Of course he did. Hall was until recently the minority leader in the North Carolina House. He is a Marine and a lawmaker widely respected on both sides of the aisle. His answers to the senators’ questions were direct and complete. He is undoubtedly qualified for the job.
So why have the voters of North Carolina had to witness several weeks of controversy about the Hall nomination? Because Cooper and other Democrats are furious at Republican lawmakers for the special session in December at which the GOP majority checked the power of the incoming governor in several ways, including a bill setting up a confirmation process for Cooper’s Cabinet secretaries.
Rather than comply with the new process, Cooper’s team filed a lawsuit challenging its constitutionality and encouraged his Cabinet nominees not to participate in it. In fact, the governor has absurdly claimed that his Cabinet nominees are not really nominees, even though they are already running their respective departments, because he has not yet submitted their nominations to the General Assembly.
I can understand why Cooper resents the confirmation process. No previous governor has been subjected to it (although lawmakers have considered the option in the past). But in my opinion, this was not the right battle to pick.
For one thing, the timing was horrible. Even as the Cooper administration was playing its evasion game and state lawmakers were having to subpoena Hall to show up at his confirmation hearing, Democrats in Washington were grilling Donald Trump’s Cabinet nominees and, in some cases, uncovering relevant information about their backgrounds and fitness for office.
The resulting message from North Carolina Democrats was obviously incoherent. Confirmation is a necessary process for staffing federal departments but an intrusion on executive power when staffing state departments? This made no sense to voters already used to the idea from national politics. Indeed, in a new High Point University poll, only 29 percent of North Carolinians said they agreed with Cooper’s position.
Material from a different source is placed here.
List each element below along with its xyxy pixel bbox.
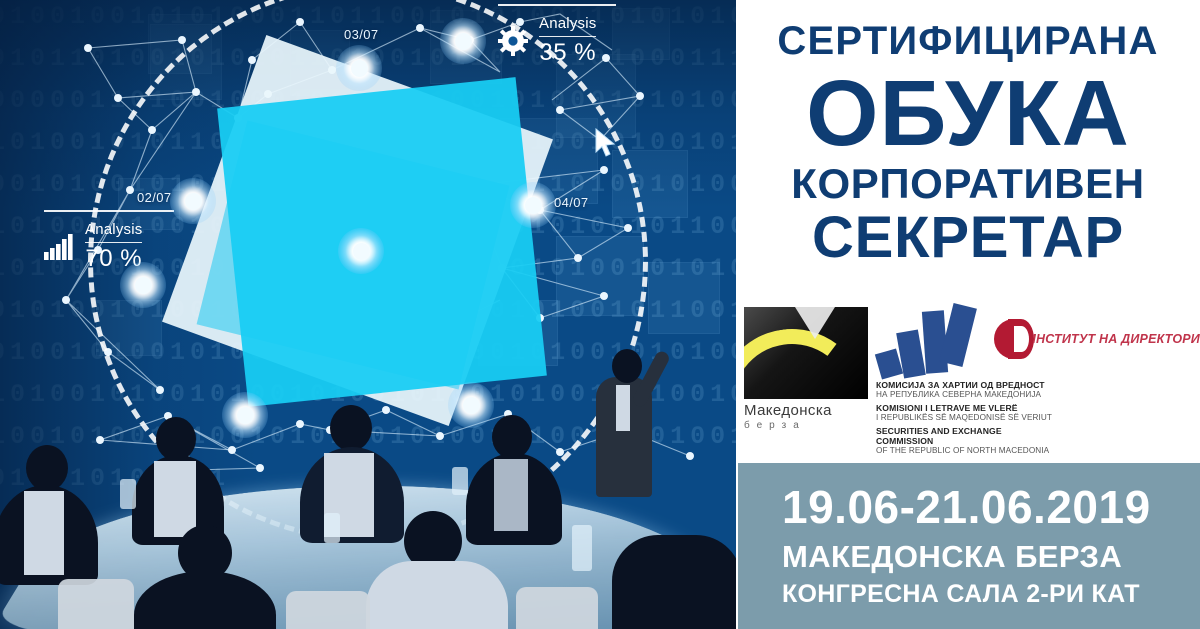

But does the governor have a valid legal argument against it? There’s not much relevant case law here, but past practice and a plain reading of the state constitution say no. In Article 3, Section 5, it states that the governor “shall nominate and by and with the advice and consent of a majority of the senators appoint all officers whose appointments are not otherwise provided for.” Cooper’s lawyers say this provision only applies to other elected officers in the executive branch, such as state treasurer or agriculture commissioner. But the gubernatorial appointment of those officers, in such circumstances as resignation or death in office, is already provided for in the constitution, so the provision would be entirely meaningless if interpreted that way. Moreover, the section that deals with those Council of State members is entitled “other elective officers.” The modifier was needed because the framers of the constitution clearly knew not all officers of state government were elected.
While North Carolina Cabinet secretaries have never been subjected to confirmation, other gubernatorial appointees such as banking commissioner, state controller, and industrial commissioner have gone through such a process for many years. It’s hardly unfamiliar or unjustifiable.
Other bills enacted during the December special session, such as the one combining the state ethics and elections boards, raise some debatable issues. But if Cooper wins his legal challenge against Cabinet confirmation, it will likely be only because Democratic judges choose to act in partisan solidarity — which would itself constitute a political loss for the governor and his party, who have denied that partisanship is a reliable signal of how judges approach the cases and issues before them.
I know it is tempting for politicians to accept every battle and defend every hill against their adversaries. But it isn’t good strategic advice — which is something Cooper isn’t getting enough of.
John Hood is chairman of the John Locke Foundation.